Your company just can't do it. It's too much cognitive dissonance. It's too many folks with too much personal vested interest in not causing their whole department to get laid off it. It just, yeah, it makes sense.]]
[00:35:43] Mark Newman: One of our main investors and has been in Nomi, me was Clayton Christensen and his son Matt Christensen.
[00:35:48] Stacey Richter: No kidding.
[00:35:49] Mark Newman: Oh yeah. No, they were in Nomi before he passed. And Matt's on board. And this is core to every single thing that we believe in. And you have to start at the basics and you just keep going further up market. And I think in self-insured healthcare, we can be the blueprint for the right system for America, but we have to prove it.
And the the other thing that I think is important is the problem with VCs and even private equity firms, that you have this kind of dynamic where some initial traction, you have a brilliant idea. Then you get a bit of money, and then you have revenue hurdles that you have to hit and growth that you have to go deliver back on.
And what do they do? They go, oh, it's really hard to go do that thing. You know, what's really easy? Let's just go get a deal with Cigna. Let's just go get a deal with Centene. Let's just go get a deal with, right?
And it's this dynamic where that starts happening, and it's why you start seeing all these digital health companies and their IPOs. They go, 70% of our revenue is from three payers. And you're like, goddess, are you gonna change things or are you just gonna get 70% of your revenue from this?
[00:36:49] Stacey Richter: Well, and that's true across the board. Like, go talk to a pharma company, you're gonna hear exactly the same thing, right? Like, oh, we can't piss off the PBMs because that then there goes 80 plus percent of our revenue that comes from three players.
Introducing Nomi Health
[00:37:01] Stacey Richter: So talk to me about Nomi Health.

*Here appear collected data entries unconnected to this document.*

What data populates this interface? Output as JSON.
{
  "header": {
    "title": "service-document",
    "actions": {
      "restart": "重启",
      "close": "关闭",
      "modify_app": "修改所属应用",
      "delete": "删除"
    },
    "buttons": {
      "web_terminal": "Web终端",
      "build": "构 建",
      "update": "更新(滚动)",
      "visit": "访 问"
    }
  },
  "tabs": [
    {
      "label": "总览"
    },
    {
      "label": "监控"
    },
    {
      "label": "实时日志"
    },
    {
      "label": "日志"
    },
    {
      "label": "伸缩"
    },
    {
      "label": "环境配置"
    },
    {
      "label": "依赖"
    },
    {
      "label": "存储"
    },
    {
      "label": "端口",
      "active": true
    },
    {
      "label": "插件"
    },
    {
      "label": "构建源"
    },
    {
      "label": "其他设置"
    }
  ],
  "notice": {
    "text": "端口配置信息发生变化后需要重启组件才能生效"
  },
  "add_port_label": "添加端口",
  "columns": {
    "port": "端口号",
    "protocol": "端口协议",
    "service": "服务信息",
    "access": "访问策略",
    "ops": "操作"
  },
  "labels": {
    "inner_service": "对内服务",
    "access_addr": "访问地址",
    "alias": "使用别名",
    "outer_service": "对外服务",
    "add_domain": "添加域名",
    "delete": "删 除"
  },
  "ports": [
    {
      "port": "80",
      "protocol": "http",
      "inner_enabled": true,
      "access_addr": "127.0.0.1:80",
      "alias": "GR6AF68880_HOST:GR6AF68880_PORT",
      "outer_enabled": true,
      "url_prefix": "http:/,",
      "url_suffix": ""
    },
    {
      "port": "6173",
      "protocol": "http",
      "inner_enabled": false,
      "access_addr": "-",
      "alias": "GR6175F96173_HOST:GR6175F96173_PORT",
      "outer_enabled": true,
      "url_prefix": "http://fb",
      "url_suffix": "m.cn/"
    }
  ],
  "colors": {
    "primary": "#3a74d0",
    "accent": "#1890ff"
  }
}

[00:37:03] Mark Newman: So at Nomi Health, we work with the employers and their TPAs, and we do three things for them. One, we are their analytics platform to break open the black box. Two or their payment system to take back control of their money, right? Rather than outsource that and kind of separate that out.
And three, we then take the fact that we know where you spend your money and how you and move your money to then buy direct access with, from employers. We have about 19 million lives on our analytics platform already because people wanna break open that black box.
We recently received our bank trust charter in the state of Nebraska and have been building out the, you know, the newest and modern digital payment system to providers, and we're about 40% of providers in America right now.
And then third, kind of off of that is building out these direct contractor relationships.
Conclusion: Join the Rebel Alliance
[00:37:46] Stacey Richter: Mark Newman, If someone is interested in learning more about Nomi Health, other than what you have talked about here, where would you direct them?
[00:37:53] Mark Newman: Come visit us at nomihealth.com. That's NOMI health.com or even reach out to me at mark@nomihealth.com. We are building the Rebel Alliance and, uh, want more members?
[00:38:04] Stacey Richter: Mark Newman, thank you so much for being on Relentless Health Value today.
[00:38:07] Mark Newman: Thanks for having me.